Als Kind faszinierte mich alles, was futuristisch und elektronisch war. Mein Tectonics-Projekt hat hier vielleicht seine Wurzeln. Ich las von klein auf Science-Fiction-Bücher und hatte vor, Wissenschaftler zu werden. Wer in den fünfziger Jahren in den USA aufwuchs, auf den donnerte permanent und gewissenlos die Propaganda vom »wissenschaftlichen Fortschritt« ein. Mein Vater konstruierte Mikrofone und Lautsprecher, sie waren mir also täglich vor Augen.

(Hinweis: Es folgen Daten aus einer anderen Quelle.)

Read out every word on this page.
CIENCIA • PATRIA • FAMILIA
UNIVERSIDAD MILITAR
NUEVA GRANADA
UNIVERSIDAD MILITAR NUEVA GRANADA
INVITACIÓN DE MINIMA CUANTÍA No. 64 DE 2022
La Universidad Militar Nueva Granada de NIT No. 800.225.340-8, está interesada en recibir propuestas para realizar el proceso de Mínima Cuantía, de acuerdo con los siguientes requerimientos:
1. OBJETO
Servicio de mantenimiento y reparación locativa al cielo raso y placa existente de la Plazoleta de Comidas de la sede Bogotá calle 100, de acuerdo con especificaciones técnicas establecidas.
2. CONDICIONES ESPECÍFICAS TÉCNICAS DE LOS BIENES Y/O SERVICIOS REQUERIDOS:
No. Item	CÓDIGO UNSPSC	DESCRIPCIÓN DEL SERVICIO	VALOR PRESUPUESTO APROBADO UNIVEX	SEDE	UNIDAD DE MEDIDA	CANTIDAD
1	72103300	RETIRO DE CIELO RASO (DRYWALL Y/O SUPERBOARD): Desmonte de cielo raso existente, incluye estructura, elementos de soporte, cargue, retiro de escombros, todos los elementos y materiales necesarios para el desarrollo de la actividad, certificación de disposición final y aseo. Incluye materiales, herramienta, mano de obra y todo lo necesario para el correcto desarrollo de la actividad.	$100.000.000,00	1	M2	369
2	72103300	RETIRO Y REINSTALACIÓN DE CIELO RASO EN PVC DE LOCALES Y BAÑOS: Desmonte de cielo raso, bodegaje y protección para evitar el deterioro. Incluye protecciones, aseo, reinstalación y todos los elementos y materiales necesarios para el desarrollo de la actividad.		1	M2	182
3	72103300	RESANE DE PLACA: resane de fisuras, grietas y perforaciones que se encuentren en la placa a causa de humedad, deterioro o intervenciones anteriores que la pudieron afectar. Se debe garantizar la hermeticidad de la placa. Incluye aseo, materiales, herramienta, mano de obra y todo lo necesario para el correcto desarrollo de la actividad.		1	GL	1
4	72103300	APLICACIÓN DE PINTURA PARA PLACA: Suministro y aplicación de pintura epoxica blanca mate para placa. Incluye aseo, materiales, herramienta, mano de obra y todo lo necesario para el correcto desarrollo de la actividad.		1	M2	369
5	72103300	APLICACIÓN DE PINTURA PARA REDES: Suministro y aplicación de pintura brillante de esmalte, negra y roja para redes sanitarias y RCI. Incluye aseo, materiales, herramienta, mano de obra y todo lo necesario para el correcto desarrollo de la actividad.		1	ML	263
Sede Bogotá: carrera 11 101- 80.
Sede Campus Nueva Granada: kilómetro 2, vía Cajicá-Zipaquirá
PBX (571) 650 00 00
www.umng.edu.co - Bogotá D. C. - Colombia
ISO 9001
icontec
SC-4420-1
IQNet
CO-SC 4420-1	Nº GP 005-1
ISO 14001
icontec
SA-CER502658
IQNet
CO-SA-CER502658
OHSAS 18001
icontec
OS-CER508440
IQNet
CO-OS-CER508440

Auch Musik war immer präsent: klassischer Klavierunterricht – da bin ich fast dran gestorben –, später klassische Klarinette. Meine Klarinette verstärkte ich dann mit selbstgebauten Fuzzbox-Verzerrern, und so ausgestattet spielte ich, bei ersten Band-Auftritten, Jeff-Beck-Solos.

1968, mit siebzehn, kam ich mit einem Stipendium der National Science Foundation an die Carnegie-Mellon University Pittsburgh, um an Schaltsystemen für ein Projekt namens Spelltalk zu arbeiten (dabei wurden die Klangkurven von Phonemen auf Filme aufgezeichnet; eine opto-elektronische Vorrichtung »las« sie und übersetzte sie in sprachähnliche Klänge).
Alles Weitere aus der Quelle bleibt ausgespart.